5. Above the symbols representing native American history is imagery acknowledging the transformational effects of the railroads on the area. It also acknowledges the migrant workers, many from Mexican descent, who helped to build those railroads. Images created by Mexican American Artist Isaac Tapia depict these workers, surrounded by "cempasuchil flowers," known as marigolds in english, and "huitzilin" or hummingbirds. Isaac writes, "This illustration is a small ofrenda (offering) for Kansas railroad workers that passed during the construction under heat intensive working conditions. It includes the elements of the Cempasuchil flower and the Huitzilin (Hummingbird)-- traditional Mexican icons of respect and reverence for loved ones that have passed and the memory of their labor." - Isaac Tapia
6. Above the railroad references are imagery showing the rich history of farming in the area, showing important Kansas crops such as wheat and corn.

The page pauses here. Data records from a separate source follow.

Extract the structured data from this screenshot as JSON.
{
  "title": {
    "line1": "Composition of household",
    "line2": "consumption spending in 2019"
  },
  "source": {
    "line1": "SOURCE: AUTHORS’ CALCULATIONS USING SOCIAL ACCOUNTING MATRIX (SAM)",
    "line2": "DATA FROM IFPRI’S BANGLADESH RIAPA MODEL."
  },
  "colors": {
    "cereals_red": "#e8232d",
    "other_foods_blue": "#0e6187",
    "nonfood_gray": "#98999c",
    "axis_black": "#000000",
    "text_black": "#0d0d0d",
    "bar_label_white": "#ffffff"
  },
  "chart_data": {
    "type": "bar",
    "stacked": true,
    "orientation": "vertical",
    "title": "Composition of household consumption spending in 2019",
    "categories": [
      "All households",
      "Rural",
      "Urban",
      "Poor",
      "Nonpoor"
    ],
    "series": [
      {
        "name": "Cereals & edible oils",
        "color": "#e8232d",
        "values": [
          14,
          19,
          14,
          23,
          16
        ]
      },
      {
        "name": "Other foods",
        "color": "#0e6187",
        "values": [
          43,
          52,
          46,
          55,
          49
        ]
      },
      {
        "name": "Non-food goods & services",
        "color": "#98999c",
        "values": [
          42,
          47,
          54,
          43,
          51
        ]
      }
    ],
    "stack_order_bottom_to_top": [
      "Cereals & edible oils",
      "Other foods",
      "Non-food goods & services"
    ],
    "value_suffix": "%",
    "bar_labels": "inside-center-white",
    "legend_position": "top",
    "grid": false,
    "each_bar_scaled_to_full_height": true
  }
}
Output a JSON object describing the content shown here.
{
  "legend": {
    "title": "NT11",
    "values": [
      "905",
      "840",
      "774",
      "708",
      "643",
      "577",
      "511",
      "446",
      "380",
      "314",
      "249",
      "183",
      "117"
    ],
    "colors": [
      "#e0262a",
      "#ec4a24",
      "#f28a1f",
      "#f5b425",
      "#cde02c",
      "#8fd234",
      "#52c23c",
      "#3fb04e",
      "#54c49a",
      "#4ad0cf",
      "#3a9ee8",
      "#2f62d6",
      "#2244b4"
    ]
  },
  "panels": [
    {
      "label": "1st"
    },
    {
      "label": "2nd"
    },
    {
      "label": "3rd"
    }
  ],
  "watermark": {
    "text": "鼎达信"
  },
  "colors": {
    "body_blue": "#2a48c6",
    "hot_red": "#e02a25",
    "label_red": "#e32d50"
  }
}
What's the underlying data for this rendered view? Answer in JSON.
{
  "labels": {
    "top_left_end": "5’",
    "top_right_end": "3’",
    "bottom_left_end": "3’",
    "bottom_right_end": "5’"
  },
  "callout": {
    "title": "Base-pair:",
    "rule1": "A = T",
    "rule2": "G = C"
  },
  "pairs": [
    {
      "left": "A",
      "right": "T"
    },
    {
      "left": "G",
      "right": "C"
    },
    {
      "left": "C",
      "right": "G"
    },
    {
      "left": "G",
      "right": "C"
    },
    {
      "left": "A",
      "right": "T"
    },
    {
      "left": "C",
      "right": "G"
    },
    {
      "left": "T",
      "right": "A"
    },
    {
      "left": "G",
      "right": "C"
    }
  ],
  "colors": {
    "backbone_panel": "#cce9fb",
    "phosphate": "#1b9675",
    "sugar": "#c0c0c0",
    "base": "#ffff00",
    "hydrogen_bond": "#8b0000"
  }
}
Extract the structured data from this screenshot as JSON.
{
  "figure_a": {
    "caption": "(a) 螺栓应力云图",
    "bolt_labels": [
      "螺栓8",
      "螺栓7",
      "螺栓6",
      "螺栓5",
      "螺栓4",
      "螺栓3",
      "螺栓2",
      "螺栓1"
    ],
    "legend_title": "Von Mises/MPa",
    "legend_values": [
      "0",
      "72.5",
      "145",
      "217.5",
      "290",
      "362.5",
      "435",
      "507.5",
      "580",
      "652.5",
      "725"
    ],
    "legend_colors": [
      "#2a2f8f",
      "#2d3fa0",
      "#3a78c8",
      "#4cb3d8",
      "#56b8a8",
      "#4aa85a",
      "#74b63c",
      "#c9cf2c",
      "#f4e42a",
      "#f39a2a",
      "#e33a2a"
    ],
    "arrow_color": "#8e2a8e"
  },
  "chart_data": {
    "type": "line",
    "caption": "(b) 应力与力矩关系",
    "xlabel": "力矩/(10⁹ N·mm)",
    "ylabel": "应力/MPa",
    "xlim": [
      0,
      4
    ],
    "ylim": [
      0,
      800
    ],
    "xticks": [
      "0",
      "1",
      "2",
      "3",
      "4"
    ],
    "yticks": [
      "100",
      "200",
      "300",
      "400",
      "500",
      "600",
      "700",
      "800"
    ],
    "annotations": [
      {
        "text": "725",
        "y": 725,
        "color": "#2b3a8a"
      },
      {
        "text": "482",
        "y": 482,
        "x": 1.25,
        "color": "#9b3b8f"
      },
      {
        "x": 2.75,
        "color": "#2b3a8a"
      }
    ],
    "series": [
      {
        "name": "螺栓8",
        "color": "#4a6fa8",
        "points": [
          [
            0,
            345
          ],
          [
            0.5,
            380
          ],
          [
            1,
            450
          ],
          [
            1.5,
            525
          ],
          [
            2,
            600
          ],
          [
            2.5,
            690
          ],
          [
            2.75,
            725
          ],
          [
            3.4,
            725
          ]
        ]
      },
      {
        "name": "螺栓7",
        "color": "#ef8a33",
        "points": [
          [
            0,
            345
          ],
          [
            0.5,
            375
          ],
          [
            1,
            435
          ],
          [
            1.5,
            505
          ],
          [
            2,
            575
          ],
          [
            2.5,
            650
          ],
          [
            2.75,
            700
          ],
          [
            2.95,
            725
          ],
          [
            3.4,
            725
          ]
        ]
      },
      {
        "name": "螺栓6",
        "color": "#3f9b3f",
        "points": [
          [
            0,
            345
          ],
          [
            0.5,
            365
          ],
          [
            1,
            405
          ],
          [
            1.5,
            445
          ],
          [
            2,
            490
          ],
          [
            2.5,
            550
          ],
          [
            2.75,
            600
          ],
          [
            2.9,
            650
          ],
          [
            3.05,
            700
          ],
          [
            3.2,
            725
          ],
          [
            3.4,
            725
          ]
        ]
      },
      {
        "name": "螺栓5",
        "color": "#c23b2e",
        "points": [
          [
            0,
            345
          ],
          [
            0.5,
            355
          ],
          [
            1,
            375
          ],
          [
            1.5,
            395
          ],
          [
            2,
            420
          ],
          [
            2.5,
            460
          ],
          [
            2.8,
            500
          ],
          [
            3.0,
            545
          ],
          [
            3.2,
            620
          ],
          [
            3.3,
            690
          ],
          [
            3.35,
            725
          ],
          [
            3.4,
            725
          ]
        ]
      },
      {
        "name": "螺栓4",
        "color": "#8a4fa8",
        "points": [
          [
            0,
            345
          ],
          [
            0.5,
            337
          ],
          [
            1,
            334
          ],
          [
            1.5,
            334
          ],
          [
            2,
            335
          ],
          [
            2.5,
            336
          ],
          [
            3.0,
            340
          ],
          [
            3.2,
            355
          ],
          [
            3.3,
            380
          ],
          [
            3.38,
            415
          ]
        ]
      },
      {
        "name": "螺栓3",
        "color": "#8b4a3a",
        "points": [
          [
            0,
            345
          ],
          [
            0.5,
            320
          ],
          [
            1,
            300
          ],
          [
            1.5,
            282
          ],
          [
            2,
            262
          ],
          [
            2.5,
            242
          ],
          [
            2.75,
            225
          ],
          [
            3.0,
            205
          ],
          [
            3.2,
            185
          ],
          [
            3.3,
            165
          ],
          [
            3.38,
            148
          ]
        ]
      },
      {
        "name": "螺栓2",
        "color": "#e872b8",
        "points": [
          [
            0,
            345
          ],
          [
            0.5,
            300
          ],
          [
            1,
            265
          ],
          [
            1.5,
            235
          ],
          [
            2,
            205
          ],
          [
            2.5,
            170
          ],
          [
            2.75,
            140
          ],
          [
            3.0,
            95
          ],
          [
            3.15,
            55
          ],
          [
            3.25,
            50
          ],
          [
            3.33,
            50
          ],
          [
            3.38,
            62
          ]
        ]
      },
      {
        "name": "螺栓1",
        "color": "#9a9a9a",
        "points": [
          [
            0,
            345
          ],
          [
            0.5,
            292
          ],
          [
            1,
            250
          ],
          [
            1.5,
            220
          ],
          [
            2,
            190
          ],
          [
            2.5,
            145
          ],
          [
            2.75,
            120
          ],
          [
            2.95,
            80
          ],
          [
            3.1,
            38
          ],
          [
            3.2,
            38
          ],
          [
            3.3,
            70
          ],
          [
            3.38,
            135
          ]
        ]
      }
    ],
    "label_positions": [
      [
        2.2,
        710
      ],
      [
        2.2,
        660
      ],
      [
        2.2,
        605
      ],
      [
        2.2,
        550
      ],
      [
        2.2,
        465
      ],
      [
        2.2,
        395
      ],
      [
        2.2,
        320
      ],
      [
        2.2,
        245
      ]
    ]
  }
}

7. On the north side panel, a row of houses topped by children's handprints represent the establishment of planned communities of homes and neighborhood shopping centers beginning in 1941, continuing through today.
8. On the south side panel, the specific importance of Jewish history to Meadowbrook Park. Before becoming the park it is today, the property was home to a Jewish community country club and golf course, called "Meadowbrook Country Club". Laura Bolter contributed the illustration depicting celebrations that went on in the country club clubhouse, stating: "Celebrations of b’nai mitzvah or weddings held at the country club previously located here, would often include dancing of the Hora, a circular line dance. This dance, along with the Torah scrolls being lifted at the center, seemed a joyful way to illustrate the history of Jewish events and the people who celebrated here." - Laura Bolter
9. Topping the panels are depictions of the Kansas City skyline on the north side, acknowledging the community as part of the greater Kansas City metro area. On the south side are images of the Prairie Village clock tower in the town center, and the Prairie Village water tower, as symbols of the modern community.
These panels are meant as a reminder to honor all those who have contributed to the prosperous and vibrant community today, as visitors can find their own reflections in the mirrored stainless behind the panels.